In a press release from the Department of Justice, the U.S. District Court in Providence, R.I. has filed charges against a Brooklyn, N.Y.-based wholesaler with conspiracy to commit wire fraud and trafficking in counterfeit goods. This is in connection with the alleged sale of more than US$20 million worth of Chinese-made counterfeit goods that were supplied to the U.S. military, other government purchasers, and other companies that supply the government.
The wholesaler, Ramin Kohanbash, provided samples of genuine military uniforms and gear to Chinese manufacturers to make cheap knock-offs of these with the aim of supplying the U.S. military and other affected purchasers. These knock-offs were then shipped to him and sold to other wholesalers who then sold these as genuine American-made gear using false certification. Officials from the DOJ said that the counterfeit products they were able to seize made explicit, and false, statements about product safety ratings.
Apart from providing counterfeit goods, it also violated the Berry Amendment and Trade Agreements Act, which stipulates that goods for use in the military are made in the U.S. and a select number of allied countries. China is not included in the list.
An example of faking safety ratings is claiming that product is “permanently flame resistant,” and meets the industry standard when in fact is not.
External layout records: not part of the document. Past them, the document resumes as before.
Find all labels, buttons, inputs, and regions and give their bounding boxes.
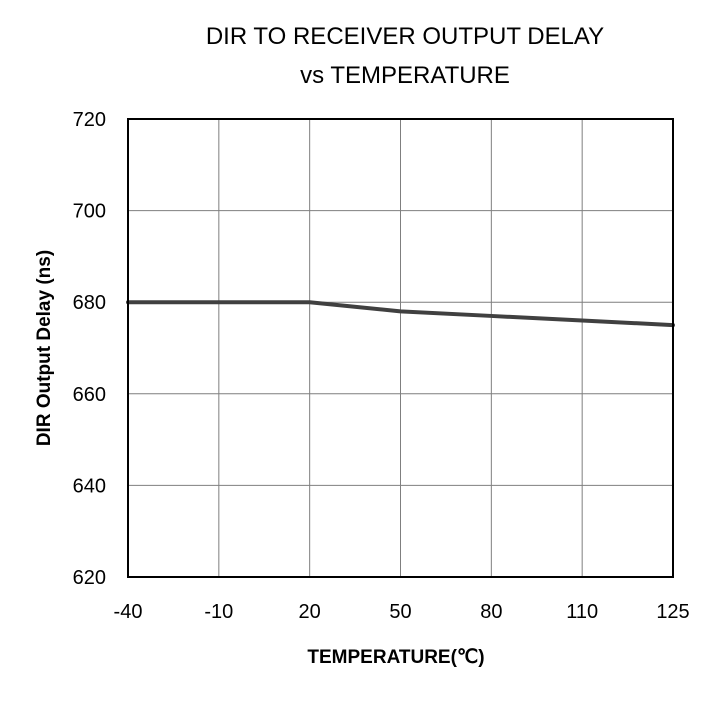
y-tick-label: 700 (73, 201, 106, 223)
y-axis-ticks: 720 700 680 660 640 620 (73, 109, 106, 589)
plot-border (127, 118, 674, 578)
x-tick-label: 20 (299, 601, 321, 623)
x-tick-label: -10 (204, 601, 233, 623)
x-tick-label: 50 (389, 601, 411, 623)
chart-title-line2: vs TEMPERATURE (300, 62, 510, 89)
y-tick-label: 640 (73, 475, 106, 497)
y-tick-label: 620 (73, 567, 106, 589)
chart-title-line1: DIR TO RECEIVER OUTPUT DELAY (206, 23, 604, 50)
y-tick-label: 680 (73, 292, 106, 314)
y-axis-title: DIR Output Delay (ns) (34, 250, 55, 446)
y-tick-label: 720 (73, 109, 106, 131)
x-tick-label: 80 (480, 601, 502, 623)
x-axis-ticks: -40 -10 20 50 80 110 125 (114, 601, 690, 623)
x-tick-label: -40 (114, 601, 143, 623)
gridlines (127, 118, 674, 578)
x-tick-label: 110 (566, 601, 598, 623)
plot-border-group (127, 118, 674, 578)
y-tick-label: 660 (73, 384, 106, 406)
x-tick-label: 125 (656, 601, 689, 623)
x-axis-title: TEMPERATURE(℃) (307, 647, 484, 668)
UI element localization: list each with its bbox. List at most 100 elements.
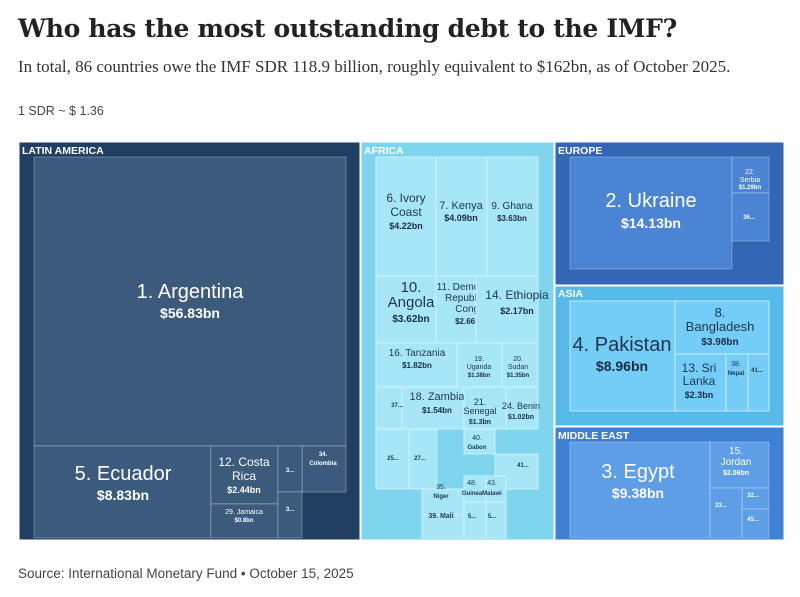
tile-rect-20-sudan bbox=[501, 342, 539, 388]
name-label-39-mali-0: 39. Mali bbox=[428, 513, 453, 520]
name-label-6-ivory-coast-0: 6. Ivory bbox=[386, 191, 425, 205]
name-label-19-uganda-0: 19. bbox=[474, 356, 484, 363]
name-label-32-0: 32... bbox=[747, 493, 759, 499]
tile-3: 3... bbox=[277, 445, 303, 493]
tile-rect-9-ghana bbox=[486, 156, 539, 277]
tile-23: 23... bbox=[709, 487, 743, 539]
name-label-40-gabon-1: Gabon bbox=[468, 445, 487, 451]
name-label-41-0: 41... bbox=[517, 463, 529, 469]
name-label-10-angola-0: 10. bbox=[401, 279, 422, 296]
name-label-5-0: 5... bbox=[488, 514, 497, 520]
name-label-25-0: 25... bbox=[387, 456, 399, 462]
value-label-10-angola: $3.62bn bbox=[392, 314, 429, 325]
name-label-40-gabon-0: 40. bbox=[472, 435, 482, 442]
tile-rect-34-colombia bbox=[301, 445, 347, 493]
tile-rect-1-argentina bbox=[33, 156, 347, 447]
tile-rect-4-pakistan bbox=[569, 300, 676, 412]
tile-10-angola: 10.Angola $3.62bn bbox=[375, 275, 437, 344]
tile-rect-27 bbox=[408, 428, 438, 490]
value-label-12-costa-rica: $2.44bn bbox=[227, 485, 261, 495]
name-label-43-malawi-1: Malawi bbox=[482, 491, 502, 497]
tile-25: 25... bbox=[375, 428, 410, 490]
tile-35-niger: 35. Niger bbox=[421, 484, 465, 516]
value-label-6-ivory-coast: $4.22bn bbox=[389, 221, 423, 231]
region-label-middle-east: MIDDLE EAST bbox=[558, 430, 630, 442]
tile-16-tanzania: 16. Tanzania $1.82bn bbox=[375, 342, 458, 388]
tile-rect-5 bbox=[485, 501, 507, 539]
value-label-19-uganda: $1.38bn bbox=[468, 373, 491, 379]
tile-rect-13-sri-lanka bbox=[674, 353, 727, 412]
tile-5-ecuador: 5. Ecuador $8.83bn bbox=[33, 445, 212, 539]
value-label-24-benin: $1.02bn bbox=[508, 414, 534, 421]
source-note: Source: International Monetary Fund • Oc… bbox=[18, 566, 354, 581]
name-label-2-ukraine-0: 2. Ukraine bbox=[605, 190, 696, 212]
tile-19-uganda: 19.Uganda $1.38bn bbox=[456, 342, 503, 388]
tile-24-benin: 24. Benin $1.02bn bbox=[502, 386, 540, 430]
region-label-africa: AFRICA bbox=[364, 145, 404, 157]
region-asia: ASIA 4. Pakistan $8.96bn 8.Bangladesh $3.98b… bbox=[554, 285, 785, 427]
name-label-20-sudan-1: Sudan bbox=[508, 364, 528, 371]
tile-rect-7-kenya bbox=[435, 156, 488, 277]
name-label-48-guinea-0: 48. bbox=[467, 480, 477, 487]
name-label-15-jordan-0: 15. bbox=[729, 446, 743, 457]
tile-rect-8-bangladesh bbox=[674, 300, 770, 355]
tile-48-guinea: 48. Guinea bbox=[462, 475, 487, 503]
sdr-note: 1 SDR ~ $ 1.36 bbox=[18, 104, 104, 118]
name-label-11-democratic-republic-of-congo-1: Republic of bbox=[445, 293, 495, 304]
name-label-36-0: 36... bbox=[743, 215, 755, 221]
value-label-11-democratic-republic-of-congo: $2.66bn bbox=[455, 317, 485, 326]
tile-43-malawi: 43. Malawi bbox=[482, 475, 507, 503]
value-label-1-argentina: $56.83bn bbox=[160, 305, 220, 321]
tile-rect-14-ethiopia bbox=[475, 275, 539, 344]
tile-2-ukraine: 2. Ukraine $14.13bn bbox=[569, 156, 733, 270]
value-label-14-ethiopia: $2.17bn bbox=[500, 306, 534, 316]
name-label-12-costa-rica-1: Rica bbox=[232, 469, 256, 483]
name-label-3-0: 3... bbox=[286, 468, 295, 474]
tile-29-jamaica: 29. Jamaica $0.8bn bbox=[210, 503, 279, 539]
name-label-22-serbia-0: 22. bbox=[745, 169, 755, 176]
tile-rect-41 bbox=[747, 353, 770, 412]
value-label-7-kenya: $4.09bn bbox=[444, 213, 478, 223]
value-label-22-serbia: $1.29bn bbox=[739, 185, 762, 191]
name-label-14-ethiopia-0: 14. Ethiopia bbox=[485, 288, 549, 302]
name-label-21-senegal-0: 21. bbox=[474, 397, 487, 407]
tile-7-kenya: 7. Kenya$4.09bn bbox=[435, 156, 488, 277]
name-label-38-nepal-0: 38. bbox=[731, 361, 741, 368]
name-label-3-egypt-0: 3. Egypt bbox=[601, 461, 675, 483]
tile-5: 5... bbox=[463, 501, 487, 539]
tile-rect-36 bbox=[731, 192, 770, 242]
name-label-43-malawi-0: 43. bbox=[487, 480, 497, 487]
tile-rect-24-benin bbox=[505, 386, 539, 430]
tile-18-zambia: 18. Zambia $1.54bn bbox=[401, 386, 465, 430]
name-label-6-ivory-coast-1: Coast bbox=[390, 205, 422, 219]
tile-9-ghana: 9. Ghana $3.63bn bbox=[486, 156, 539, 277]
region-europe: EUROPE 2. Ukraine $14.13bn 22.Serbia$1.29bn… bbox=[554, 141, 785, 286]
name-label-19-uganda-1: Uganda bbox=[467, 364, 492, 371]
tile-rect-2-ukraine bbox=[569, 156, 733, 270]
tile-8-bangladesh: 8.Bangladesh $3.98bn bbox=[674, 300, 770, 355]
name-label-34-colombia-0: 34. bbox=[319, 452, 328, 458]
tile-15-jordan: 15.Jordan $2.06bn bbox=[709, 441, 770, 489]
name-label-13-sri-lanka-1: Lanka bbox=[683, 374, 716, 388]
region-middle-east: MIDDLE EAST 3. Egypt $9.38bn 15.Jordan $2.06… bbox=[554, 426, 785, 541]
name-label-16-tanzania-0: 16. Tanzania bbox=[389, 348, 446, 359]
name-label-45-0: 45... bbox=[747, 517, 759, 523]
name-label-41-0: 41... bbox=[751, 368, 763, 374]
name-label-38-nepal-1: Nepal bbox=[728, 371, 745, 377]
tile-1-argentina: 1. Argentina $56.83bn bbox=[33, 156, 347, 447]
tile-27: 27... bbox=[408, 428, 438, 490]
region-label-europe: EUROPE bbox=[558, 145, 602, 157]
name-label-5-0: 5... bbox=[468, 514, 477, 520]
tile-41: 41... bbox=[747, 353, 770, 412]
name-label-22-serbia-1: Serbia bbox=[740, 177, 760, 184]
name-label-29-jamaica-0: 29. Jamaica bbox=[225, 509, 263, 516]
tile-21-senegal: 21.Senegal $1.3bn bbox=[463, 386, 507, 430]
name-label-11-democratic-republic-of-congo-0: 11. Democratic bbox=[437, 282, 504, 293]
tile-34-colombia: 34. Colombia bbox=[301, 445, 347, 493]
name-label-1-argentina-0: 1. Argentina bbox=[137, 281, 245, 303]
tile-rect-3 bbox=[277, 491, 303, 539]
region-latin-america: LATIN AMERICA 1. Argentina $56.83bn 5. Ecua… bbox=[18, 141, 361, 541]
In this case it is about military parkas used by U.S. Air Force personnel stationed in Afghanistan:
The information alleges that, among other items Kohanbash and his co-conspirators arranged to counterfeit, were military parkas used by U.S. Air Force personnel stationed in Afghanistan. These parkas are made with a fabric known as Multicam®, which incorporates specialized near-infrared (“NIR”) management technology designed to make the wearer more difficult to detect with equipment such as night-vision goggles. According to the information, two hundred of these counterfeit Multicam® parkas, lacking the critical NIR management technology, were sold to a U.S. Air Force Base Supply Center.
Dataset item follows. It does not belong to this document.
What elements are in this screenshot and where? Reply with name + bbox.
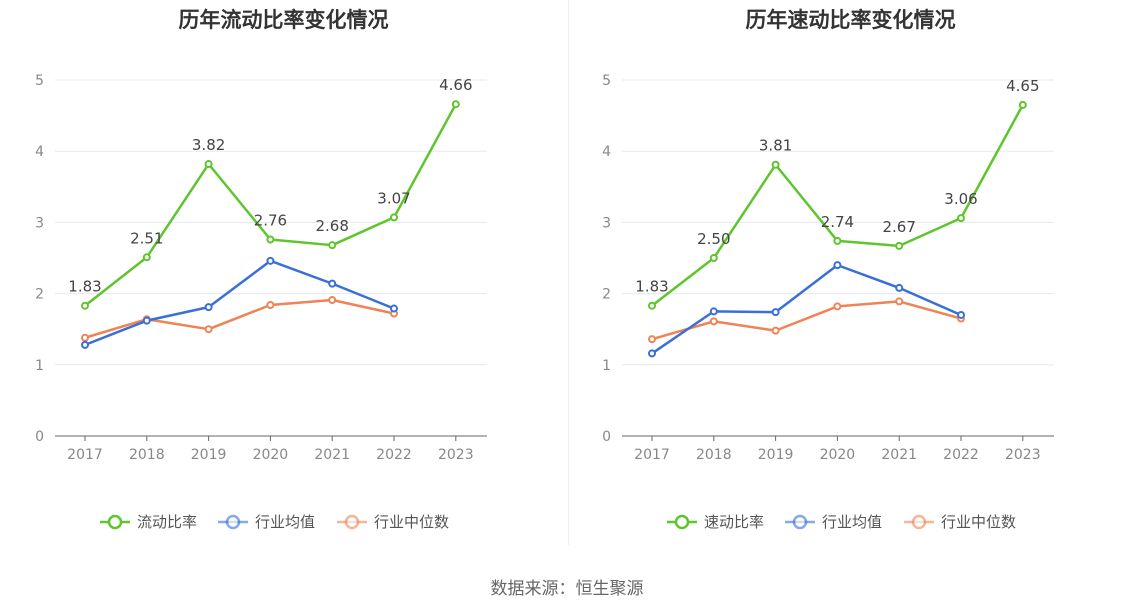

U.S. Air Force photo by Yasuo Osakabe
So even the U.S. Air Force got a delivery of the Multishams, which is the term used by airsoft players when describing knock-offs of gear that use the Multicam pattern. Multishams are in widespread use in the airsoft community given that the genuine gear are mainly expensive.
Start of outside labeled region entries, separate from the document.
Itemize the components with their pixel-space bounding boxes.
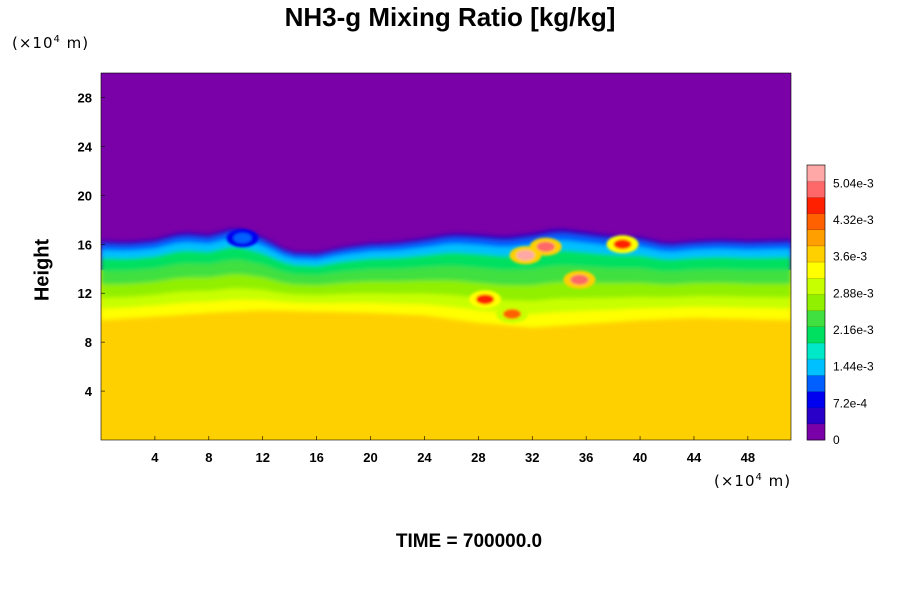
- mixed-layer-edge: [101, 310, 791, 440]
- y-tick-label: 16: [78, 237, 92, 252]
- colorbar-swatch: [807, 375, 825, 392]
- colorbar-tick-label: 2.16e-3: [833, 323, 874, 337]
- transition-zone: [101, 228, 791, 440]
- colorbar-tick-label: 5.04e-3: [833, 176, 874, 190]
- colorbar-swatch: [807, 213, 825, 231]
- colorbar-tick-label: 4.32e-3: [833, 213, 874, 227]
- plot-frame: [100, 72, 792, 441]
- hotspot: [476, 294, 495, 305]
- hotspot: [570, 274, 589, 285]
- colorbar-swatch: [807, 407, 825, 425]
- x-axis-unit: (×104 m): [714, 472, 792, 490]
- y-tick-label: 8: [85, 335, 92, 350]
- x-tick-label: 8: [205, 450, 212, 465]
- colorbar-swatch: [807, 359, 825, 376]
- x-tick-label: 12: [255, 450, 269, 465]
- colorbar-swatch: [807, 262, 825, 279]
- colorbar-swatch: [807, 245, 825, 263]
- hotspot: [503, 308, 522, 319]
- colorbar-swatch: [807, 326, 825, 344]
- colorbar-swatch: [807, 423, 825, 441]
- hotspot: [516, 250, 535, 261]
- x-tick-label: 36: [579, 450, 593, 465]
- chart-title: NH3-g Mixing Ratio [kg/kg]: [284, 2, 616, 32]
- x-tick-label: 44: [687, 450, 702, 465]
- colorbar-swatch: [807, 278, 825, 295]
- y-axis-ticks: 4 8 12 16 20 24 28: [78, 90, 105, 399]
- colorbar-tick-label: 1.44e-3: [833, 360, 874, 374]
- colorbar-swatch: [807, 310, 825, 328]
- colorbar-swatch: [807, 229, 825, 247]
- hotspot: [613, 239, 632, 250]
- colorbar-tick-label: 0: [833, 433, 840, 447]
- y-tick-label: 12: [78, 286, 92, 301]
- x-tick-label: 4: [151, 450, 159, 465]
- colorbar: 0 7.2e-4 1.44e-3 2.16e-3 2.88e-3 3.6e-3 4.32e-…: [806, 164, 874, 447]
- colorbar-swatch: [807, 197, 825, 214]
- time-footer: TIME = 700000.0: [395, 531, 543, 552]
- y-tick-label: 24: [78, 139, 93, 154]
- colorbar-swatch: [807, 165, 825, 182]
- colorbar-tick-label: 7.2e-4: [833, 396, 867, 410]
- x-axis-ticks: 4 8 12 16 20 24 28 32 36 40 44 48: [151, 436, 755, 465]
- x-tick-label: 32: [525, 450, 539, 465]
- hotspots: [226, 229, 639, 323]
- colorbar-swatch: [807, 391, 825, 408]
- colorbar-swatch: [807, 181, 825, 198]
- colorbar-frame: [806, 164, 826, 441]
- plot-area: [101, 73, 791, 440]
- colorbar-tick-label: 2.88e-3: [833, 286, 874, 300]
- hotspot: [536, 241, 555, 252]
- y-tick-label: 28: [78, 90, 92, 105]
- x-tick-label: 40: [633, 450, 647, 465]
- hotspot: [233, 233, 252, 244]
- x-tick-label: 48: [741, 450, 755, 465]
- colorbar-tick-label: 3.6e-3: [833, 250, 867, 264]
- x-tick-label: 28: [471, 450, 485, 465]
- y-axis-unit: (×104 m): [12, 34, 90, 52]
- x-tick-label: 16: [309, 450, 323, 465]
- y-tick-label: 4: [85, 384, 93, 399]
- colorbar-swatch: [807, 342, 825, 360]
- y-tick-label: 20: [78, 188, 92, 203]
- colorbar-swatch: [807, 294, 825, 311]
- x-tick-label: 24: [417, 450, 432, 465]
- x-tick-label: 20: [363, 450, 377, 465]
Kohanbash is scheduled to appear before United States Magistrate Judge Patricia A. Sullivan on June 12, 2019, for an initial appearance on the charge. Conspiracy to commit wire fraud is punishable by statutory penalties of up to 5 years in federal prison, 3 years supervised release, and a fine of up to $250,000. Trafficking in counterfeit goods is punishable by statutory penalties of up to 10 years in federal prison, 3 years supervised release, and a fine of up to $250,000.